What libraries and packages you have used for dealing with multiple inputs.

 

6.       Coding style:  

Be sure to observe the following standard Java naming conventions and style. These will be used across all projects for this course; hence it is necessary that you understand and follow them correctly. You can look this up on the web. Remember the following: 

i.                 Class names begin with an upper-case letter, as do any subsequent words in the class name.  

ii.               Method names begin with a lower-case letter, and any subsequent words in the method name begin with an upper-case letter.  

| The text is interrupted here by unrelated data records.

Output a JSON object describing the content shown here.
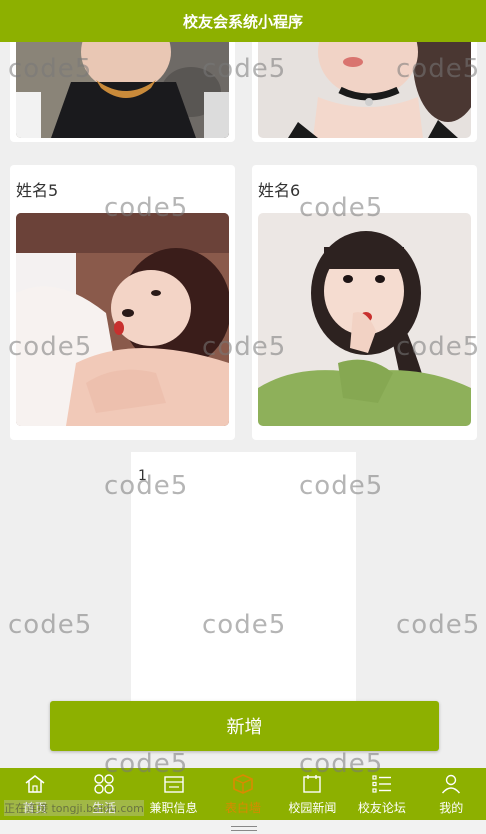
{
  "header": {
    "title": "校友会系统小程序"
  },
  "cards": [
    {
      "name": "姓名5"
    },
    {
      "name": "姓名6"
    }
  ],
  "pager": {
    "page": "1"
  },
  "add_button": {
    "label": "新增"
  },
  "tabbar": {
    "active_color": "#d98a00",
    "items": [
      {
        "label": "首页",
        "icon": "home-icon"
      },
      {
        "label": "生活",
        "icon": "grid-icon"
      },
      {
        "label": "兼职信息",
        "icon": "briefcase-icon"
      },
      {
        "label": "表白墙",
        "icon": "box-icon"
      },
      {
        "label": "校园新闻",
        "icon": "calendar-icon"
      },
      {
        "label": "校友论坛",
        "icon": "list-icon"
      },
      {
        "label": "我的",
        "icon": "user-icon"
      }
    ]
  },
  "watermark": {
    "text": "code5"
  },
  "status_overlay": {
    "text": "正在连接 tongji.baidu.com"
  },
  "colors": {
    "brand": "#8db000",
    "background": "#efefef"
  }
}
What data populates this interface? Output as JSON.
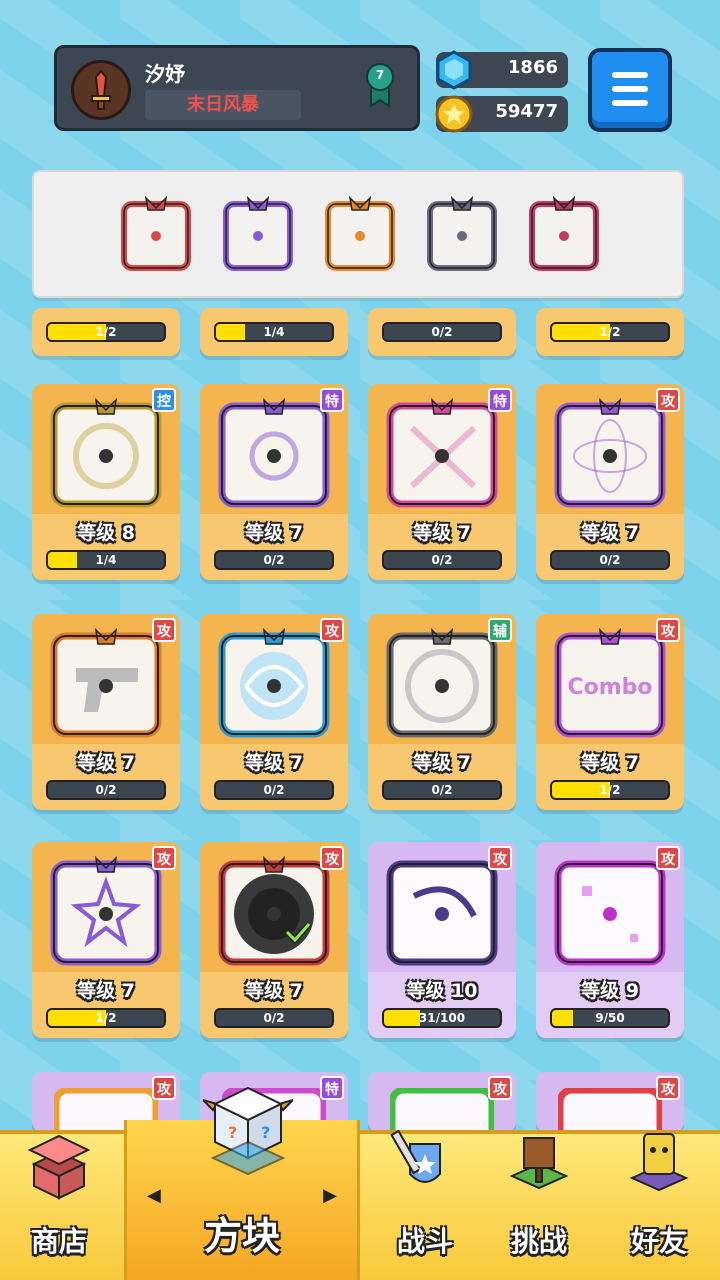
{
  "header": {
    "player_name": "汐妤",
    "player_title": "末日风暴",
    "rank": "7",
    "gems": "1866",
    "coins": "59477"
  },
  "deck": [
    {
      "name": "star-burst-dice",
      "color": "#d84a4a"
    },
    {
      "name": "vortex-dice",
      "color": "#8a5ad8"
    },
    {
      "name": "flame-dice",
      "color": "#e6882e"
    },
    {
      "name": "jaws-dice",
      "color": "#6a6a80"
    },
    {
      "name": "saw-dice",
      "color": "#c23a6a"
    }
  ],
  "partial_row": [
    {
      "progress": "1/2",
      "fill": 0.5
    },
    {
      "progress": "1/4",
      "fill": 0.25
    },
    {
      "progress": "0/2",
      "fill": 0
    },
    {
      "progress": "1/2",
      "fill": 0.5
    }
  ],
  "cards": [
    {
      "tag": "控",
      "tag_color": "blue",
      "level": "等级 8",
      "progress": "1/4",
      "fill": 0.25,
      "theme": "orange",
      "accent": "#b89a2a",
      "icon": "gear-target-icon"
    },
    {
      "tag": "特",
      "tag_color": "purple",
      "level": "等级 7",
      "progress": "0/2",
      "fill": 0,
      "theme": "orange",
      "accent": "#8a5ad8",
      "icon": "spiral-arrows-icon"
    },
    {
      "tag": "特",
      "tag_color": "purple",
      "level": "等级 7",
      "progress": "0/2",
      "fill": 0,
      "theme": "orange",
      "accent": "#d8489a",
      "icon": "syringe-icon"
    },
    {
      "tag": "攻",
      "tag_color": "red",
      "level": "等级 7",
      "progress": "0/2",
      "fill": 0,
      "theme": "orange",
      "accent": "#9a58d8",
      "icon": "orbit-icon"
    },
    {
      "tag": "攻",
      "tag_color": "red",
      "level": "等级 7",
      "progress": "0/2",
      "fill": 0,
      "theme": "orange",
      "accent": "#e07a2a",
      "icon": "gun-icon"
    },
    {
      "tag": "攻",
      "tag_color": "red",
      "level": "等级 7",
      "progress": "0/2",
      "fill": 0,
      "theme": "orange",
      "accent": "#2e9ad0",
      "icon": "whirlpool-icon"
    },
    {
      "tag": "辅",
      "tag_color": "green",
      "level": "等级 7",
      "progress": "0/2",
      "fill": 0,
      "theme": "orange",
      "accent": "#6a6a6a",
      "icon": "clock-icon"
    },
    {
      "tag": "攻",
      "tag_color": "red",
      "level": "等级 7",
      "progress": "1/2",
      "fill": 0.5,
      "theme": "orange",
      "accent": "#b050d8",
      "icon": "combo-icon",
      "combo_text": "Combo"
    },
    {
      "tag": "攻",
      "tag_color": "red",
      "level": "等级 7",
      "progress": "1/2",
      "fill": 0.5,
      "theme": "orange",
      "accent": "#8a5ad8",
      "icon": "star-icon"
    },
    {
      "tag": "攻",
      "tag_color": "red",
      "level": "等级 7",
      "progress": "0/2",
      "fill": 0,
      "theme": "orange",
      "accent": "#c83a3a",
      "icon": "black-hole-icon",
      "equipped": true
    },
    {
      "tag": "攻",
      "tag_color": "red",
      "level": "等级 10",
      "progress": "31/100",
      "fill": 0.31,
      "theme": "purple",
      "accent": "#4a3a8a",
      "icon": "crescent-icon"
    },
    {
      "tag": "攻",
      "tag_color": "red",
      "level": "等级 9",
      "progress": "9/50",
      "fill": 0.18,
      "theme": "purple",
      "accent": "#c030d0",
      "icon": "sparkle-icon"
    }
  ],
  "bottom_row_tags": [
    {
      "tag": "攻",
      "tag_color": "red",
      "accent": "#f0a030"
    },
    {
      "tag": "特",
      "tag_color": "purple",
      "accent": "#d04ad0"
    },
    {
      "tag": "攻",
      "tag_color": "red",
      "accent": "#40c040"
    },
    {
      "tag": "攻",
      "tag_color": "red",
      "accent": "#e04040"
    }
  ],
  "nav": {
    "shop": "商店",
    "blocks": "方块",
    "battle": "战斗",
    "challenge": "挑战",
    "friends": "好友",
    "left_arrow": "◀",
    "right_arrow": "▶"
  }
}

iii.              Class, instance and local variables begin with a lower-case letter, and any subsequent words in the name of that variable begin with an upper-case letter.  

iv.              No hardwiring of constants. Constants should be declared using all upper case identifiers with _ as separators.

v.                All user prompts (if any) must be clear and understandable

vi.              Give meaningful names for classes, methods, and variables even if they seem to be long. The point is that the names should be easy to understand for a new person looking at your code

vii.            Your program is properly indented to make it understandable. Proper matching of if … then

… else and other control structures is important and should be easily understandable viii.     Do not put multiple statements in a single line

 

In addition, ensure that your code is properly documented in terms of comments and other forms of documentation for generating meaningful Javadoc.